Club Cala is inside the Palmas del Mar  complex. It's on the east part of the island. About 1 hour from San Juan and it's very convenient to The El yunke Rain Forest, the fluorecent bay and to explore the east area. For more info about PR, check www.gotopuertorico.com


----------



## jqg1956 (Aug 4, 2011)

lprstn said:


> We just traded for June 2012 in Puerto Rico at the Royal Holiday Club Cala - 2br Does anyone know something about this resort?



We own a winter week at Club Cala - while not a 5-star resort, it is very comfortable - good amount of living space - full (small) kitchen to prepare a range of meals, convenient to attractions (you need a car) and local restaurants (as well as supermarkets), beach is a few steps away, 2 pools, harbor view units have balconies overlooking the marina.   We find it a good value.  Enjoy


----------



## dundey (Aug 10, 2011)

We been to PR 3 times.  Out of the places we've stayed El Conquistador Resort was by far the nicest.  Private island with great beaches can not be beat!

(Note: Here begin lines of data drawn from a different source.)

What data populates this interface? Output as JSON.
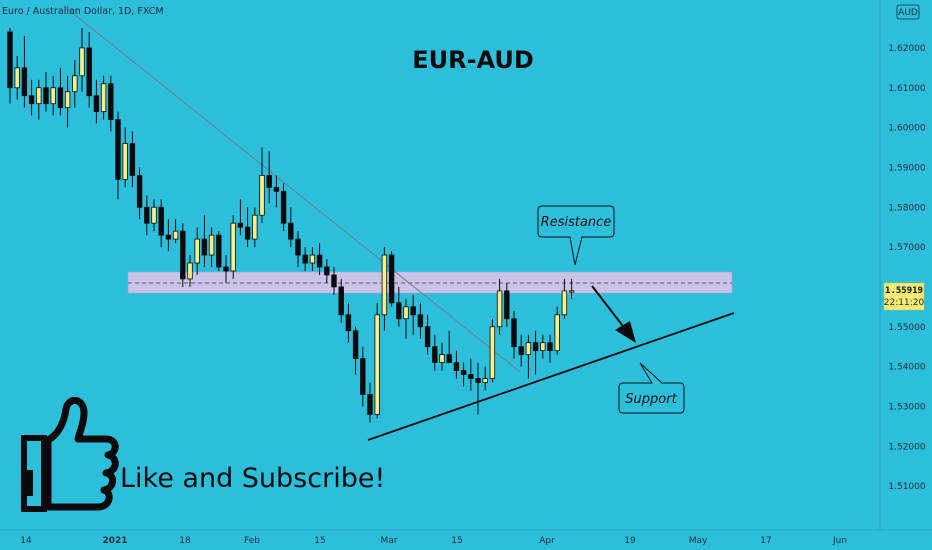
{
  "header": {
    "symbol_text": "Euro / Australian Dollar, 1D, FXCM",
    "currency_badge": "AUD"
  },
  "overlay": {
    "title": "EUR-AUD",
    "resistance_label": "Resistance",
    "support_label": "Support",
    "promo_text": "Like and Subscribe!",
    "promo_icon": "thumbs-up-icon"
  },
  "price_tag": {
    "price": "1.55919",
    "countdown": "22:11:20"
  },
  "colors": {
    "background": "#2bbfdc",
    "candle_up": "#f6f08a",
    "candle_down": "#0a0a0a",
    "zone": "#d9c3e8",
    "trendline": "#6f7d86",
    "tag": "#f2ec74"
  },
  "chart_data": {
    "type": "candlestick",
    "title": "EUR-AUD",
    "ylim": [
      1.505,
      1.625
    ],
    "y_ticks": [
      "1.62000",
      "1.61000",
      "1.60000",
      "1.59000",
      "1.58000",
      "1.57000",
      "1.55000",
      "1.54000",
      "1.53000",
      "1.52000",
      "1.51000"
    ],
    "x_ticks": [
      "14",
      "2021",
      "18",
      "Feb",
      "15",
      "Mar",
      "15",
      "Apr",
      "19",
      "May",
      "17",
      "Jun"
    ],
    "last_price": 1.55919,
    "resistance_zone": [
      1.5595,
      1.5645
    ],
    "levels": [
      {
        "name": "Resistance",
        "value": 1.562
      },
      {
        "name": "Support trendline start",
        "value": 1.5245
      },
      {
        "name": "Support trendline end",
        "value": 1.5535
      }
    ],
    "candles": [
      [
        1.624,
        1.625,
        1.606,
        1.61
      ],
      [
        1.61,
        1.618,
        1.607,
        1.615
      ],
      [
        1.615,
        1.623,
        1.605,
        1.608
      ],
      [
        1.608,
        1.612,
        1.603,
        1.606
      ],
      [
        1.606,
        1.612,
        1.602,
        1.61
      ],
      [
        1.61,
        1.614,
        1.604,
        1.606
      ],
      [
        1.606,
        1.613,
        1.603,
        1.61
      ],
      [
        1.61,
        1.615,
        1.603,
        1.605
      ],
      [
        1.605,
        1.613,
        1.6,
        1.609
      ],
      [
        1.609,
        1.617,
        1.605,
        1.613
      ],
      [
        1.613,
        1.625,
        1.609,
        1.62
      ],
      [
        1.62,
        1.624,
        1.605,
        1.608
      ],
      [
        1.608,
        1.612,
        1.601,
        1.604
      ],
      [
        1.604,
        1.613,
        1.602,
        1.611
      ],
      [
        1.611,
        1.613,
        1.599,
        1.602
      ],
      [
        1.602,
        1.604,
        1.582,
        1.587
      ],
      [
        1.587,
        1.6,
        1.585,
        1.596
      ],
      [
        1.596,
        1.599,
        1.585,
        1.588
      ],
      [
        1.588,
        1.59,
        1.577,
        1.58
      ],
      [
        1.58,
        1.583,
        1.573,
        1.576
      ],
      [
        1.576,
        1.582,
        1.574,
        1.58
      ],
      [
        1.58,
        1.582,
        1.57,
        1.573
      ],
      [
        1.573,
        1.577,
        1.569,
        1.572
      ],
      [
        1.572,
        1.577,
        1.571,
        1.574
      ],
      [
        1.574,
        1.576,
        1.56,
        1.562
      ],
      [
        1.562,
        1.568,
        1.56,
        1.566
      ],
      [
        1.566,
        1.575,
        1.563,
        1.572
      ],
      [
        1.572,
        1.578,
        1.565,
        1.568
      ],
      [
        1.568,
        1.575,
        1.565,
        1.573
      ],
      [
        1.573,
        1.574,
        1.564,
        1.565
      ],
      [
        1.565,
        1.568,
        1.561,
        1.564
      ],
      [
        1.564,
        1.578,
        1.562,
        1.576
      ],
      [
        1.576,
        1.582,
        1.573,
        1.575
      ],
      [
        1.575,
        1.58,
        1.57,
        1.572
      ],
      [
        1.572,
        1.58,
        1.57,
        1.578
      ],
      [
        1.578,
        1.595,
        1.576,
        1.588
      ],
      [
        1.588,
        1.594,
        1.581,
        1.585
      ],
      [
        1.585,
        1.588,
        1.58,
        1.584
      ],
      [
        1.584,
        1.586,
        1.574,
        1.576
      ],
      [
        1.576,
        1.58,
        1.57,
        1.572
      ],
      [
        1.572,
        1.574,
        1.565,
        1.568
      ],
      [
        1.568,
        1.57,
        1.564,
        1.566
      ],
      [
        1.566,
        1.57,
        1.564,
        1.568
      ],
      [
        1.568,
        1.571,
        1.563,
        1.565
      ],
      [
        1.565,
        1.567,
        1.561,
        1.563
      ],
      [
        1.563,
        1.565,
        1.558,
        1.56
      ],
      [
        1.56,
        1.562,
        1.551,
        1.553
      ],
      [
        1.553,
        1.556,
        1.546,
        1.549
      ],
      [
        1.549,
        1.55,
        1.538,
        1.542
      ],
      [
        1.542,
        1.545,
        1.53,
        1.533
      ],
      [
        1.533,
        1.536,
        1.526,
        1.528
      ],
      [
        1.528,
        1.556,
        1.527,
        1.553
      ],
      [
        1.553,
        1.57,
        1.549,
        1.568
      ],
      [
        1.568,
        1.569,
        1.555,
        1.556
      ],
      [
        1.556,
        1.56,
        1.55,
        1.552
      ],
      [
        1.552,
        1.557,
        1.547,
        1.555
      ],
      [
        1.555,
        1.558,
        1.548,
        1.553
      ],
      [
        1.553,
        1.556,
        1.547,
        1.55
      ],
      [
        1.55,
        1.553,
        1.543,
        1.545
      ],
      [
        1.545,
        1.548,
        1.539,
        1.541
      ],
      [
        1.541,
        1.546,
        1.539,
        1.543
      ],
      [
        1.543,
        1.549,
        1.541,
        1.541
      ],
      [
        1.541,
        1.544,
        1.537,
        1.539
      ],
      [
        1.539,
        1.541,
        1.535,
        1.538
      ],
      [
        1.538,
        1.542,
        1.534,
        1.537
      ],
      [
        1.537,
        1.541,
        1.528,
        1.536
      ],
      [
        1.536,
        1.54,
        1.534,
        1.537
      ],
      [
        1.537,
        1.552,
        1.536,
        1.55
      ],
      [
        1.55,
        1.562,
        1.548,
        1.559
      ],
      [
        1.559,
        1.561,
        1.55,
        1.552
      ],
      [
        1.552,
        1.554,
        1.542,
        1.545
      ],
      [
        1.545,
        1.548,
        1.54,
        1.543
      ],
      [
        1.543,
        1.548,
        1.537,
        1.546
      ],
      [
        1.546,
        1.549,
        1.538,
        1.544
      ],
      [
        1.544,
        1.548,
        1.542,
        1.546
      ],
      [
        1.546,
        1.548,
        1.541,
        1.544
      ],
      [
        1.544,
        1.555,
        1.543,
        1.553
      ],
      [
        1.553,
        1.562,
        1.552,
        1.559
      ],
      [
        1.559,
        1.562,
        1.557,
        1.559
      ]
    ]
  }
}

It is pricey, and for a less expensive alternative, try Ponce.  It is a great old downtown and the ocean front Hilton is very nice and typically reasonable.


----------



## blueparrot (Aug 17, 2011)

The best combination is a beach that is close to Old San Juan.  We really loved the old town, and the beach is always a plus, too.  ESJ Towers, an II resort, is the timeshare coming closest to combining both.


----------